POEME : Jumeaux

Publié le par Aelghir

 

                                    

 

Mon frère contre moi commit la transgression.

Celui que j'honorais m'infligea l'oppression.

Son insincère cœur médita l'agression

Pour me coucher au sol, jouir de ma suppression.

 

A peine un court instant me fit naître l'aîné,

Il se mit à haïr celui qui était né

Le premier des jumeaux, lui n'était que puîné.

A n'être que second, il était enchaîné.

 

Le trône toutefois n'était pas son objet.

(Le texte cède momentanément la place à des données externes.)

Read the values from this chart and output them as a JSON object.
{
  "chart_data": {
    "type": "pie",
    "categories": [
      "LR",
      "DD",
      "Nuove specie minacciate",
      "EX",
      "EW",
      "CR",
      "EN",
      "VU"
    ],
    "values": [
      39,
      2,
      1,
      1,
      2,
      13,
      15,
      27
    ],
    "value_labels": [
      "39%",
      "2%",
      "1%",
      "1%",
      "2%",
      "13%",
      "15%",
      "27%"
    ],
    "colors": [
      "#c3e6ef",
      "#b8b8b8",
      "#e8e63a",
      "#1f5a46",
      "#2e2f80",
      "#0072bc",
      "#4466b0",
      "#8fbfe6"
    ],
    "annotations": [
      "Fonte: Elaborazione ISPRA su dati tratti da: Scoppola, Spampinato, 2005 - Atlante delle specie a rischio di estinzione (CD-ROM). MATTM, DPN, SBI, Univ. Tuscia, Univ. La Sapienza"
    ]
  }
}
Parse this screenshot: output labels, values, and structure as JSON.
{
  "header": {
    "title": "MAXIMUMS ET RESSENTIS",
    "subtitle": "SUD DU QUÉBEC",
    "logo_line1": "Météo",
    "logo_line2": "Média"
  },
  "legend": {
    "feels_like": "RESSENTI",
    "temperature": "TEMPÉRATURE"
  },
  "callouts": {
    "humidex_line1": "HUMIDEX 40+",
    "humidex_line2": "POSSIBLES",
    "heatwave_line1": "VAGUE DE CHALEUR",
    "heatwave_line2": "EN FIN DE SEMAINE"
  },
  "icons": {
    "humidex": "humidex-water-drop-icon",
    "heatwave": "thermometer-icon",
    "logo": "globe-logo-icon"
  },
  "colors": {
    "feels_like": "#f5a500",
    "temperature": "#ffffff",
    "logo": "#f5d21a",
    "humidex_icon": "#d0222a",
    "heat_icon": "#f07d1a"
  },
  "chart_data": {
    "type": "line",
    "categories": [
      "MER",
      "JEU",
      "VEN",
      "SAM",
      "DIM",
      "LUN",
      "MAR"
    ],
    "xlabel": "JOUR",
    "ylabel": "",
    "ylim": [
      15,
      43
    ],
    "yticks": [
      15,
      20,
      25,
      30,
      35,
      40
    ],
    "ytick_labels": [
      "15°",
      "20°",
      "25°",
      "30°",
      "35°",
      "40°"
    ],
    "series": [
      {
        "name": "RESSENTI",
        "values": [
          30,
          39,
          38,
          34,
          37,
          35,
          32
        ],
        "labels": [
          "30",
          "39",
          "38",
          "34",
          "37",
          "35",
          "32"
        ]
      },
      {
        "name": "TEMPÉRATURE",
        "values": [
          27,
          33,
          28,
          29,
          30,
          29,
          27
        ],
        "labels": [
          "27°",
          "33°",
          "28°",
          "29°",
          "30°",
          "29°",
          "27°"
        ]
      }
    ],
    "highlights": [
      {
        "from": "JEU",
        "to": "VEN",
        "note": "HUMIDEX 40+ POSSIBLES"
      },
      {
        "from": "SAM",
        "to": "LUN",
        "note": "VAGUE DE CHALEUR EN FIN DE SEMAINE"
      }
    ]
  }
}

Il m'avait dit vouloir exister sans reflet,

Briser l'odieux miroir dans lequel il n'était

Qu'un simple souvenir et un vague projet.

 

On le crut mon pareil, lui-même s'en vantait

Tandis que dans son cœur par le péché hanté,

En proie à la folie, sans cesse il fomentait

D'invalider l'erreur de notre parenté.

 

Mon jumeau meurtrier, lui que j'aimais pourtant,

Qu'à genoux j'adjurais d'abandonner au temps

Le pouvoir d'effacer jusqu'à nos différends,

De mes larmes riait et m'appelait enfant.


 Il se raillait de moi qui parlais d'amitié,

Qui invoquais l'amour sans nommer la pitié,

Qui rappelais la loi qui nous faisait moitiés

Et doubles pour la vie... Il se voulait entier.

 

Puis le mal pour le bien, le trompeur me rendit.
Sans honte il me livra au poignard d'un bandit.

Il renia nos liens et en sortit grandi.

Tous accordèrent foi à ce qu'il leur en dit.


 

Il lui fallait tuer pour vivre sans partage,

Et ne plus demeurer de son sosie l'otage.

Notre séparation lui donnait l'avantage.

Il arma un soudard pour vivre sans image.


 

Le chef de la lignée, l'aïeul rébarbatif,

Sans rechigner rendit un jugement hâtif.

On vint lui dénoncer un pauvre homme craintif,

Il n'eut plus qu'à sceller l'acte vindicatif.


 

Fut-ce par lâcheté qu'il maudit l'innocent

Et ne répugna pas à répandre son sang ?

Mon frère règnerait et deviendrait puissant

Aisé à courroucer et volontiers blessant.


 

L'inventaire si bref sur ma pierre tombale,

Le linceul replié sur mon visage pâle,

Le cri à jamais tu sous le poids d'une dalle

Firent du criminel le dernier enfant mâle.


 

Tu seras bientôt roi, unique par ma mort.

Mais sous le marbre froid, l'assassiné qui dort

N'oubliera pas celui qui lui causa ce tort.

Frère, tu goûteras l'effroyable remord.